SPD prüft 13 Schlüsselthemen zur geplanten Bergisch Land Arena
Die SPD-Fraktion in Bergisch Gladbach hat beschlossen, 13 zentrale Punkte zur geplanten Bergisch Land Arena am Weyersberg eingehend zu prüfen. Die Vorsitzende Iris Preuß-Buchholz betonte, dass dieser Schritt den Beginn detaillierter Untersuchungen markiere – nicht jedoch eine endgültige Bauentscheidung.

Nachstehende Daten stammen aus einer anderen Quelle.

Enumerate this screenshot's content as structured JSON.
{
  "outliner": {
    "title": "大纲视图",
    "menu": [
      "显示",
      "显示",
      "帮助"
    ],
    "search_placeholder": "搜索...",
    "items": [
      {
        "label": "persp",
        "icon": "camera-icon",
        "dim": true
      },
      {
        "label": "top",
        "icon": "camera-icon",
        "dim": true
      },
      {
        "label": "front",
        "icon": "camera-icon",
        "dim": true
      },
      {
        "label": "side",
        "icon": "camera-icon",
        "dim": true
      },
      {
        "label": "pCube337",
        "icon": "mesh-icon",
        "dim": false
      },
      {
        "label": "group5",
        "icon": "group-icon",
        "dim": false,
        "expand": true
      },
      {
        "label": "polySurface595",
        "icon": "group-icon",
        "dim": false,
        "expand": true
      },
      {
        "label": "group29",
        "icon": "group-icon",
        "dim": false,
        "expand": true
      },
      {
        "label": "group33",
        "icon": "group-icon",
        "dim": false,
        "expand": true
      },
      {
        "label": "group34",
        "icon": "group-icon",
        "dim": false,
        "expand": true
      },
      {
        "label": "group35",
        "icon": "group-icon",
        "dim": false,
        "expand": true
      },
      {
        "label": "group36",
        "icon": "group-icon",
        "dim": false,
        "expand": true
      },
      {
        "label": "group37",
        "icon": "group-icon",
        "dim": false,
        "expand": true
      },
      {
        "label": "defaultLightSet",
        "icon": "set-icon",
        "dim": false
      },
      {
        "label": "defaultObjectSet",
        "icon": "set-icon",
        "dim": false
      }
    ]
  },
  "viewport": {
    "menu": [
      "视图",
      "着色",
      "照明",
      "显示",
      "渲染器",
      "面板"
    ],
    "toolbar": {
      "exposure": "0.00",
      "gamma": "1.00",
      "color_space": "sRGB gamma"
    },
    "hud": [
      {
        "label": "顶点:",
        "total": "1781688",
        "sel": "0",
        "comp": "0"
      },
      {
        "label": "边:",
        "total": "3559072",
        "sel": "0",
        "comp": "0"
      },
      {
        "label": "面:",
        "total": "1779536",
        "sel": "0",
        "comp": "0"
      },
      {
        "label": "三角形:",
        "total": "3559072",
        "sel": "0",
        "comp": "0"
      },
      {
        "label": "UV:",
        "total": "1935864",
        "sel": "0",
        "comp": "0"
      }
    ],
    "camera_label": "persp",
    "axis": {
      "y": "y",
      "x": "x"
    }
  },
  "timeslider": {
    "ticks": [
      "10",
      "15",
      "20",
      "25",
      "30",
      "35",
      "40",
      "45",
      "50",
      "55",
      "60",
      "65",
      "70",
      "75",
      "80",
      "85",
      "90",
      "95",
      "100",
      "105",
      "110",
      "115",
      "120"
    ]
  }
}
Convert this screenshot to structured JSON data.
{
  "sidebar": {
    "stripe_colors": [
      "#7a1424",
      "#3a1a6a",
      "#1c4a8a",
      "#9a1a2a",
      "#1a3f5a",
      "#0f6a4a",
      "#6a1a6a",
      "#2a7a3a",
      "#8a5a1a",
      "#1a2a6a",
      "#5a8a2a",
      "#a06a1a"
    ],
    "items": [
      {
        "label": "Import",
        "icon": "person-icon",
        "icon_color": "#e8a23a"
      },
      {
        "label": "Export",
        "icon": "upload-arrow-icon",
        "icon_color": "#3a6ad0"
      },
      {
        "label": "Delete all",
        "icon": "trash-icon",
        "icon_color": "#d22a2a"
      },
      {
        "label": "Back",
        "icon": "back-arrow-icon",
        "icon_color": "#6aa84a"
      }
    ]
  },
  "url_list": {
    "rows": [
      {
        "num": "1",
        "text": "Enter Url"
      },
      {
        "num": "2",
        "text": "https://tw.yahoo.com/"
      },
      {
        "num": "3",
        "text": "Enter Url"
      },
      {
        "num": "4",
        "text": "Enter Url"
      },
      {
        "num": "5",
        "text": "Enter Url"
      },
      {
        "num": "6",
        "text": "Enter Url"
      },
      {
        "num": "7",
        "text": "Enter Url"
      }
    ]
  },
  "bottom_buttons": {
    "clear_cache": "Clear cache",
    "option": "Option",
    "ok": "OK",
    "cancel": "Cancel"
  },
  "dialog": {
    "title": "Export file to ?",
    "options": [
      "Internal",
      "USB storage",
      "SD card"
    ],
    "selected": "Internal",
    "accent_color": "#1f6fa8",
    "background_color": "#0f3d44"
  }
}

Der Vorschlag wird nun einer weiteren Analyse unterzogen, um konkrete Fakten zu sammeln, bevor verbindliche Zusagen getroffen werden. Preuß-Buchholz stellte klar, dass die erste Machbarkeitsstudie nicht dazu missbraucht werden dürfe, um Fachwissen zu untergraben oder das Projekt pauschal abzulehnen. Sie warnte vor voreiligen Urteilen und verwies darauf, dass die Studie nie dazu gedacht war, jedes noch so kleine Detail zu überprüfen.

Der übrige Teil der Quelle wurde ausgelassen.